We can also test statistical significance, but should be aware that our test may not be powerful to detect clinically meaningful differences or (if we have a large study) differences that are not clinically important may be statistically significant. I chose to use 3 parameters to model the time-varying effect of sex. We could test statistical significance using a likelihood ratio test (the lrtest
command), but I’ll use a Wald test since it requires just one command and precludes having to refit the models.
. testparm _rcs_male*
( 1) [xb]_rcs_male1 = 0
( 2) [xb]_rcs_male2 = 0
( 3) [xb]_rcs_male3 = 0
chi2( 3) = 3.90
Prob > chi2 = 0.2723
There is no evidence of a statistically significant time-varying effect of sex. If the time-varying effect of sex could be adequately captured with just 2 df then we would have a more powerful test, but parameterising the test based on the observed data is not good science. Either way, it’s still not statistically significant (output not shown). Using just 1 df would not capture the form of the time-varying effect.

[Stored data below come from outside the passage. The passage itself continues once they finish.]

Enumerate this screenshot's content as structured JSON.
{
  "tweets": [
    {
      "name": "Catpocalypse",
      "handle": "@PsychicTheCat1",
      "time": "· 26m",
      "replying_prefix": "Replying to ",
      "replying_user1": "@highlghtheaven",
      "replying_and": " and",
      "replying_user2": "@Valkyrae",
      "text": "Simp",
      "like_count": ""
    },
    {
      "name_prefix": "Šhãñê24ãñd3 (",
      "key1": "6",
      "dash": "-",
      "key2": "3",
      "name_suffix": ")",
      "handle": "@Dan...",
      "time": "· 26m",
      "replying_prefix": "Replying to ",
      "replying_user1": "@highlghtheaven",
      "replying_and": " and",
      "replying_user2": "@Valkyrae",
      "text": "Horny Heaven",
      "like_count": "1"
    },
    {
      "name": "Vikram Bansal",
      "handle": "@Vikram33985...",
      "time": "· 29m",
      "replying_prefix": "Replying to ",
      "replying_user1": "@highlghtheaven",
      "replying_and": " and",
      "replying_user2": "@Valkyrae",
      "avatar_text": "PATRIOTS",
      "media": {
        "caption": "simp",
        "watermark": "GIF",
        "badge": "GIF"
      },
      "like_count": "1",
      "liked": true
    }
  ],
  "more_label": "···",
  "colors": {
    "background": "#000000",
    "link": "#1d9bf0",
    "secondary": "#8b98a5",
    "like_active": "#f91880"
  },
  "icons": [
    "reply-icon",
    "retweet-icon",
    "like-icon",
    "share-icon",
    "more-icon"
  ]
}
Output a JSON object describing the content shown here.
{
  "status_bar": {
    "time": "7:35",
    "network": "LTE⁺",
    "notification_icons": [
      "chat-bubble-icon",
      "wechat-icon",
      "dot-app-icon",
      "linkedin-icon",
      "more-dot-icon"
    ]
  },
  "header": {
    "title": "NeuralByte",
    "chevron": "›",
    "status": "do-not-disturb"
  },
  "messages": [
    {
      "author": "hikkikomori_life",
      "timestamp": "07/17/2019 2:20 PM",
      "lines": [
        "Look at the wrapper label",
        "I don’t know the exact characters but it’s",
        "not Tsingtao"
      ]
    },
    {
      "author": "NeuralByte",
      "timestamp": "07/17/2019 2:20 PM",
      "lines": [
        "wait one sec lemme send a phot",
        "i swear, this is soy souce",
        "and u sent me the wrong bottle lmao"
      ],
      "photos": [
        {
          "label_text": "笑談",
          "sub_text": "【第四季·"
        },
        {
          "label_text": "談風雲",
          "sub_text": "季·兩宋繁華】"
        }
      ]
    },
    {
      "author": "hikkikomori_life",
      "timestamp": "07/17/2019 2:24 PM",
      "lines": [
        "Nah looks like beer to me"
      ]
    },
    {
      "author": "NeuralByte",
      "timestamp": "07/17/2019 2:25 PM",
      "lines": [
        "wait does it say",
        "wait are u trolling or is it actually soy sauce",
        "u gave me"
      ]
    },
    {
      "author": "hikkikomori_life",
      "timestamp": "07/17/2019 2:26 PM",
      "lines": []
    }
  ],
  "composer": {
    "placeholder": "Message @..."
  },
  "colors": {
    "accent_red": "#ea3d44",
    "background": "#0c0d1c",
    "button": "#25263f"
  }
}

In summary, an assumption of proportional hazards for the effect of sex appears reasonable for the melanoma data. For the bladder cancer example, however, there is a much stronger and clinically important time-dependent effect of sex. For the bladder cancer example, however, one should be aware that mortality is highest in the period up to 3 years post diagnosis so focus should be on that period.